Mid Suffolk District Council has voted to defer proposals for 215 new homes, a school and an employment area as part of the Chilton Leys development. The site, which is to the west of the town, is expected to see up to around 800 homes built on it over the next 15 years.

An unanimous vote was recorded in today’s meeting to allow council officers time to work out revised plans because of concerns on a lack of affordable homes, health facility provision, transport links and sustainability.

More than £4million worth of infrastructure is needed to make the first phase of the development viable, according to council bosses. But the developer Taylor Wimpey has put forward only £1.9million.

John Pateman-Gee, from the council’s planning services, said less money was likely to come from the developer because of the first phase’s costs which include money to help build facilities at the primary school, archaeological works and the construction of roads and a junction improvement.

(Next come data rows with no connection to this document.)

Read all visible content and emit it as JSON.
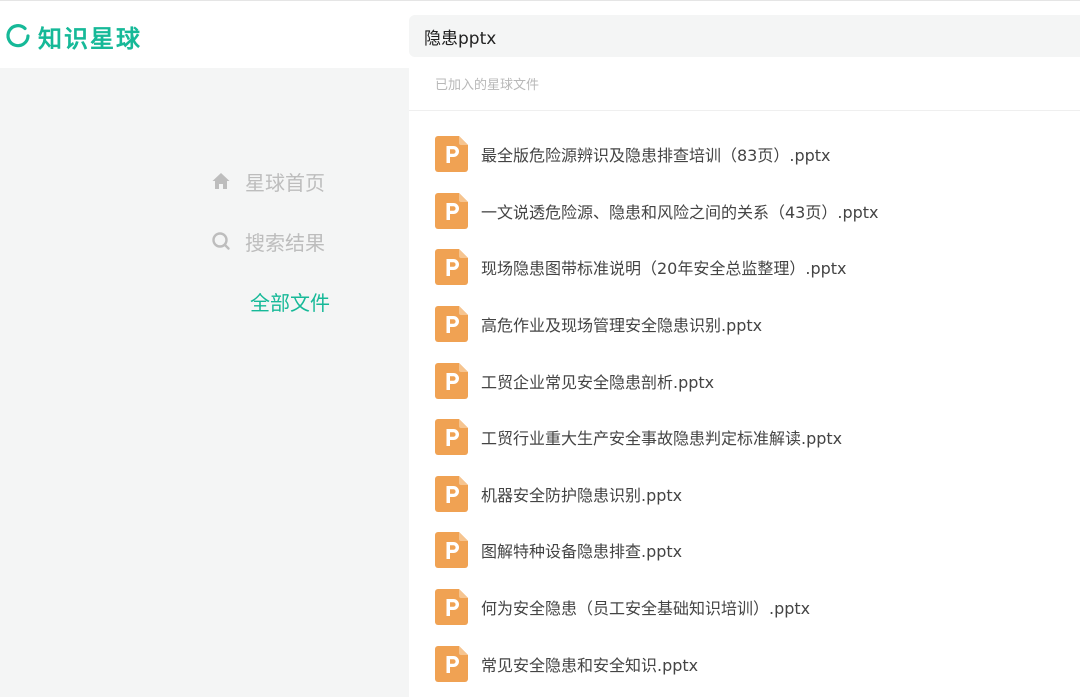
{
  "app": {
    "logo_text": "知识星球",
    "brand_color": "#16b998",
    "logo_icon": "planet-ring-icon"
  },
  "search": {
    "value": "隐患pptx",
    "icon": "search-icon"
  },
  "sidebar": {
    "items": [
      {
        "label": "星球首页",
        "icon": "home-icon",
        "active": false
      },
      {
        "label": "搜索结果",
        "icon": "search-icon",
        "active": false
      },
      {
        "label": "全部文件",
        "icon": "",
        "active": true
      }
    ]
  },
  "main": {
    "section_label": "已加入的星球文件",
    "file_icon": "pptx-file-icon",
    "file_icon_color": "#f0a253",
    "files": [
      {
        "name": "最全版危险源辨识及隐患排查培训（83页）.pptx"
      },
      {
        "name": "一文说透危险源、隐患和风险之间的关系（43页）.pptx"
      },
      {
        "name": "现场隐患图带标准说明（20年安全总监整理）.pptx"
      },
      {
        "name": "高危作业及现场管理安全隐患识别.pptx"
      },
      {
        "name": "工贸企业常见安全隐患剖析.pptx"
      },
      {
        "name": "工贸行业重大生产安全事故隐患判定标准解读.pptx"
      },
      {
        "name": "机器安全防护隐患识别.pptx"
      },
      {
        "name": "图解特种设备隐患排查.pptx"
      },
      {
        "name": "何为安全隐患（员工安全基础知识培训）.pptx"
      },
      {
        "name": "常见安全隐患和安全知识.pptx"
      }
    ]
  }
}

But councillor Sarah Mansel said it was “deplorable” that no affordable homes were being offered with Diana Kearsley, councillor for Gislingham, calling the news “appalling”.

Mid Suffolk had expected some 75 homes to be “affordable” in the first phase.

A statement from Rachel Eburne, councillor for Haughley and Wetherden where much of the development lies, called for the proposals to be rejected as there had been a “complete disregard” of the need to build affordable housing, she argued.

John Matthissen, councillor for Onehouse which includes a portion of the development, also opposed the proposals.

“The proposed houses, lacking any rented or shared-equity affordable housing, do not meet the needs of local people,” he said.

“The assertion from the NHS that capacity can be increased at Violet Hill health centre defies the everyday experience of the patients and staff who struggle daily to gain access.”

Bosses from Taylor Wimpey said it had invested “heavily” in the site. James Bailey, agent for the developer, said it was a “sustainable” development which had gone through local and national planning processes.

He said it would give “positive” economic growth in the district and in Mid Suffolk’s principal town.

Mr Pateman-Gee told councillors the developer was likely to make a profit of less than 20% from the first phase which was “a lot” lower than usual figures because of the costs.

He said much of the public transport budget from the £1.9million, some £336,000, could be put to other uses such as providing affordable homes as it was possible investment in a new bus for the estate would not be needed.

Instead an extension of the existing town services could be used to provide transport to and from the estate.

The plans could come back to councillors in two weeks but council bosses have warned that more time may be needed to revise the proposals.